Almost bright and very early [5 AM - hours until breakfast, even!] on Friday, the 4th of July, 15 [would-be] intrepid adventurers, plus Bob, gathered in the hotel lobby for our ride to the airport and Magadan Airline's weekly flight to Petropavlovsk-Kamchatski [usually called Petropavlovsk], Kamchatka, in eastern Siberia. Magadan is a rather independent- minded, Russian owned, charter airline which flies more or less when and where it wishes. The schedule calls for a 7:10 AM departure every Friday, non-stop Anchorage to Petropavlovsk. Often it is honored. However, if most of the passengers want to go elsewhere, you may go there first and learn about the diversion when you land perhaps 500 or 1,000 miles from your ticketed destination. [I met people that happened to on their way to Kamchatka.] Our flight was the traditional 1-2 hours late so we had plenty of time to go from the older, international terminal building to the newer domestic one for breakfast between checking in and being allowed through security.
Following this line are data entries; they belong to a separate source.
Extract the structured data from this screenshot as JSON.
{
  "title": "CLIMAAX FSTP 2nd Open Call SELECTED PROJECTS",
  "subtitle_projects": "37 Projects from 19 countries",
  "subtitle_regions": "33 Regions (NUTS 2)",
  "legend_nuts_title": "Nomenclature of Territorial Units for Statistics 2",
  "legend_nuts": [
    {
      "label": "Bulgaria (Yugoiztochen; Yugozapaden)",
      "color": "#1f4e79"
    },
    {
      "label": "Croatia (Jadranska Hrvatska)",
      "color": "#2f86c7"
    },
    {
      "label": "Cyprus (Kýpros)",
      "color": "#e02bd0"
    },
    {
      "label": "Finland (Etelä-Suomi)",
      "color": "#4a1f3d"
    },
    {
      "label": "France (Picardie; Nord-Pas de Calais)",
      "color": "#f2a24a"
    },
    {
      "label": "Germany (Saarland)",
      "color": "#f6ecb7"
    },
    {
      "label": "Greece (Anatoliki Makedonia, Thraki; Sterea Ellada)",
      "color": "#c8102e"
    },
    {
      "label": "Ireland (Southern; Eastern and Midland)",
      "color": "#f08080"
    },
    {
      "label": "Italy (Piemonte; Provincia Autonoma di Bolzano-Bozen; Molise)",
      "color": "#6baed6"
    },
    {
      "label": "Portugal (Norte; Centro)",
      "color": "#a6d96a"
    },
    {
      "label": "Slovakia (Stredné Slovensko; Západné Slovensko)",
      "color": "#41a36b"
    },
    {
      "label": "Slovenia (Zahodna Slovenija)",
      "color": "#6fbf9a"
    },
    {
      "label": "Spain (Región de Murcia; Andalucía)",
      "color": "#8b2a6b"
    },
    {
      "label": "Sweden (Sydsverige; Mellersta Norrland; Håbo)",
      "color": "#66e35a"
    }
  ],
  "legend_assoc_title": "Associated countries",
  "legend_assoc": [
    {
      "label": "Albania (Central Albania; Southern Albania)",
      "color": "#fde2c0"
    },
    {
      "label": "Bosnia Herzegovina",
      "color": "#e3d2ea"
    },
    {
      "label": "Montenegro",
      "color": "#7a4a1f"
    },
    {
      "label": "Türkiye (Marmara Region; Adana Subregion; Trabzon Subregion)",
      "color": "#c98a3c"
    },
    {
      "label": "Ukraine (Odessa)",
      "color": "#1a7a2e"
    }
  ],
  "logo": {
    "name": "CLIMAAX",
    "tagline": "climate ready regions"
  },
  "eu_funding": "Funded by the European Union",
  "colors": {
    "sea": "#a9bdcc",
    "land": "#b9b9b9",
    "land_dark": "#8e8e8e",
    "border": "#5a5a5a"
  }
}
There was open seating on the plane. For some unrevealed reason, the cabin crew wanted all the passengers squashed together in the front of the two passenger compartments. Only after that was fairly full were people allowed into the rear compartment. On our return flight two weeks later, the rear compartment was packed first with the overflow in the front one. The Magadan in-flight meals were good; both better and more generous than those served on most U.S. flag planes these days.

The atmosphere between Anchorage and Denali [Mt. McKinley] was unusually clear on the 4th so there were good views of North America's tallest mountain. I took a good picture of Denali shortly after take-off. Only a few hours later, I was able to get a picture of my first sight of the Kamchatka Peninsular - Klyuchevskaya Sopka, at 4850 meters the tallest active volcano in Euro-Asia, flanked by a pair of inactive volcanoes.